Yes, of course you are correct. As soon as I poked the send button, I realized that I had overlooked a rather important fact that is right there in the title. :oops:
 
Messages
15,786
(I wonder exactly what "cardiovascular deconditioning" means and if it exists/can be measured, and how it is different from plain old "deconditioning", the term I usually see.)
It's their usual belief that sitting on our asses is what causes OI. Since we obviously couldn't actually be ill after they've been denying it for decades :rolleyes:
 

caledonia

Senior Member
The terms overmethylation and undermethylation come from Carl Pfeiffer (now deceased), and have been carried on by William Walsh (and his main practitioner Albert Mensah). These apply to mental health only and to the area of the methylation cycle containing SAMe only.

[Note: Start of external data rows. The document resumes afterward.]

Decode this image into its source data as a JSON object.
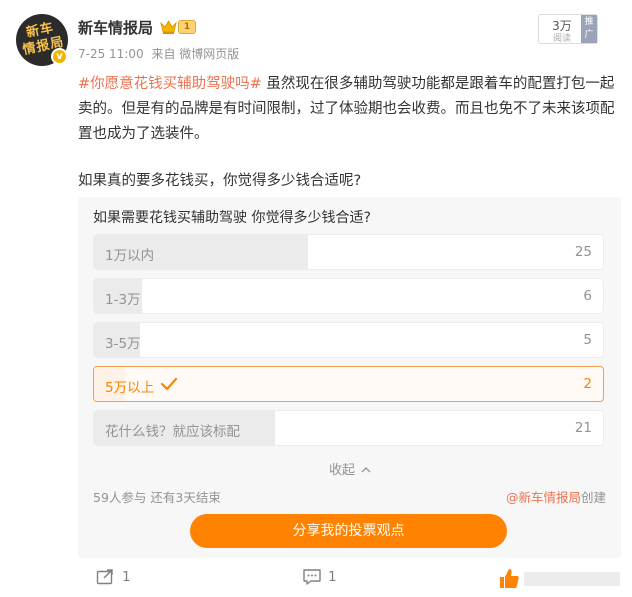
{
  "author": {
    "name": "新车情报局",
    "avatar_text": [
      "新车",
      "情报局"
    ],
    "member_badge": "1",
    "verify_mark": "v"
  },
  "meta": {
    "time": "7-25 11:00",
    "source": "来自 微博网页版"
  },
  "view_box": {
    "count": "3万",
    "label": "阅读",
    "promote": "推广"
  },
  "post": {
    "hashtag": "#你愿意花钱买辅助驾驶吗#",
    "text": " 虽然现在很多辅助驾驶功能都是跟着车的配置打包一起卖的。但是有的品牌是有时间限制，过了体验期也会收费。而且也免不了未来该项配置也成为了选装件。",
    "question": "如果真的要多花钱买，你觉得多少钱合适呢?"
  },
  "poll": {
    "title": "如果需要花钱买辅助驾驶 你觉得多少钱合适?",
    "options": [
      {
        "label": "1万以内",
        "count": "25",
        "fraction": 0.42
      },
      {
        "label": "1-3万",
        "count": "6",
        "fraction": 0.095
      },
      {
        "label": "3-5万",
        "count": "5",
        "fraction": 0.09
      },
      {
        "label": "5万以上",
        "count": "2",
        "fraction": 0.06,
        "selected": true
      },
      {
        "label": "花什么钱？就应该标配",
        "count": "21",
        "fraction": 0.355
      }
    ],
    "collapse_label": "收起",
    "participants": "59人参与  还有3天结束",
    "creator_handle": "@新车情报局",
    "creator_suffix": "创建",
    "share_label": "分享我的投票观点"
  },
  "actions": {
    "repost_count": "1",
    "comment_count": "1"
  },
  "colors": {
    "accent": "#ff8200",
    "hashtag": "#eb7350",
    "muted": "#939393"
  }
}
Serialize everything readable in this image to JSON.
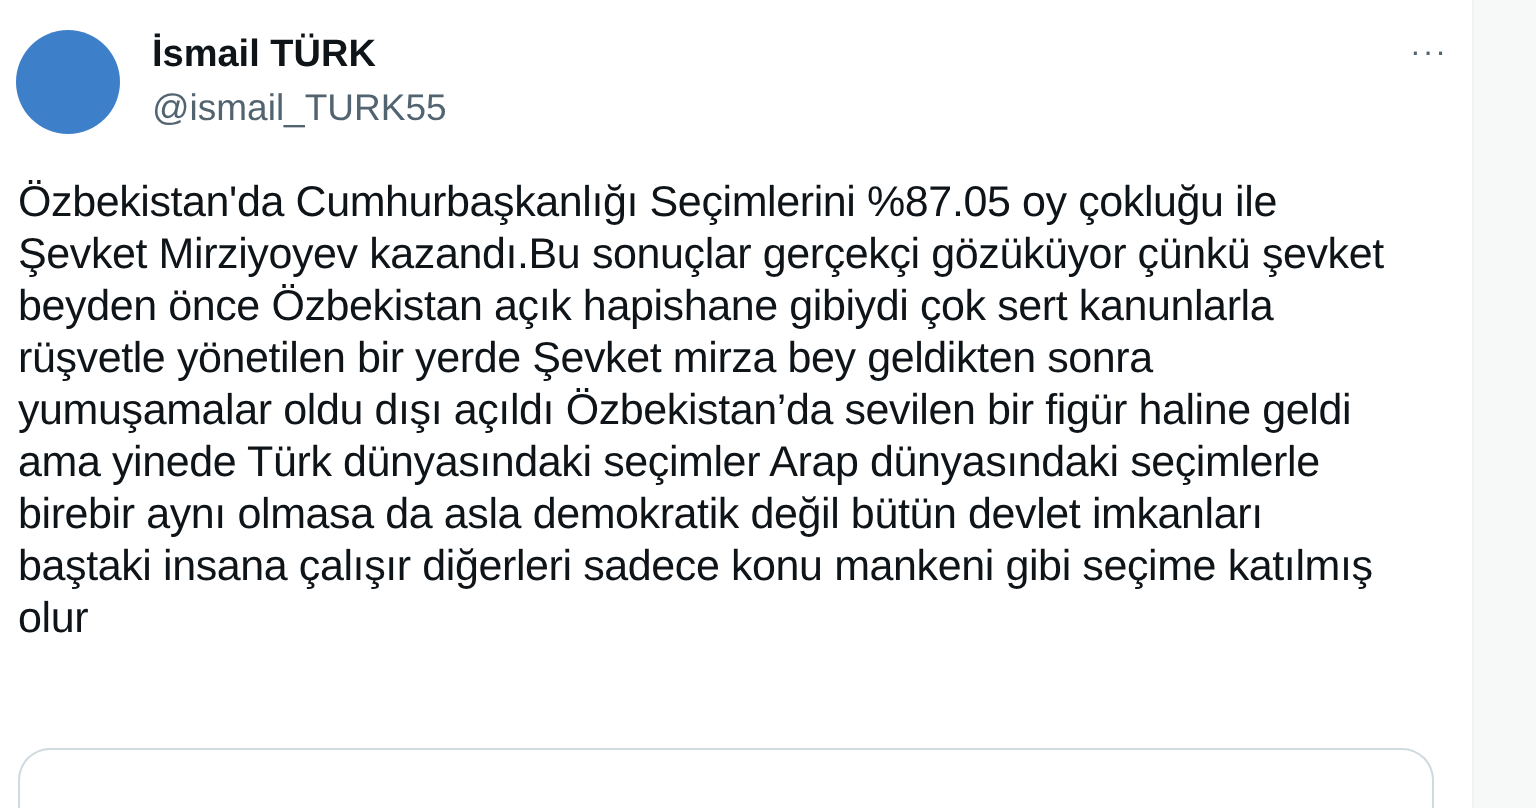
{
  "author": {
    "name": "İsmail TÜRK",
    "handle": "@ismail_TURK55"
  },
  "more_button": "···",
  "text": "Özbekistan'da Cumhurbaşkanlığı Seçimlerini %87.05 oy çokluğu ile\nŞevket Mirziyoyev kazandı.Bu sonuçlar gerçekçi gözüküyor çünkü şevket\nbeyden önce Özbekistan açık hapishane gibiydi çok sert kanunlarla\nrüşvetle yönetilen bir yerde Şevket mirza bey geldikten sonra\nyumuşamalar oldu dışı açıldı Özbekistan’da sevilen bir figür haline geldi\nama yinede Türk dünyasındaki seçimler Arap dünyasındaki seçimlerle\nbirebir aynı olmasa da asla demokratik değil bütün devlet imkanları\nbaştaki insana çalışır diğerleri sadece konu mankeni gibi seçime katılmış\nolur"
}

An overmethylator is treated by taking lots of methyl groups. Pfeiffer/Walsh/Mensah had originally stated to use folic acid for treatment, but Walsh/Mensah are now saying that includes any kind of folate. So that would also mean methylfolate.

An undermethylator is treated by restricting folate and instead supporting the rest of the methylation cycle. The reason is that folate creates a serotonin reuptake increase (the opposite of an SSRI). So it would make someone with serotonin/mental health issues worse.

Many people also use the terms undermethylator and overmethylator to mean a slow running cycle with blocks, or that they took too many methyl supps so the cycle is overdriven, or that methyl supps are too much for their COMT mutation or it's making CBS express so they're getting negative symptoms.

Therefore, everyone is confused because the treatment for Walsh/Mensah under and over methylation is the opposite of the more recent understanding of under and over methylation.

My best guess would be that the Walsh/Mensah undermethylation effect is caused by CBS expressing, but I can't come to any definite conclusion with the information now available.

Ben Lynch and Walsh are supposed to get together at some point and have a meeting of the minds - it would be great if they could come up with some sort of universal hypothesis that encompasses both protocols.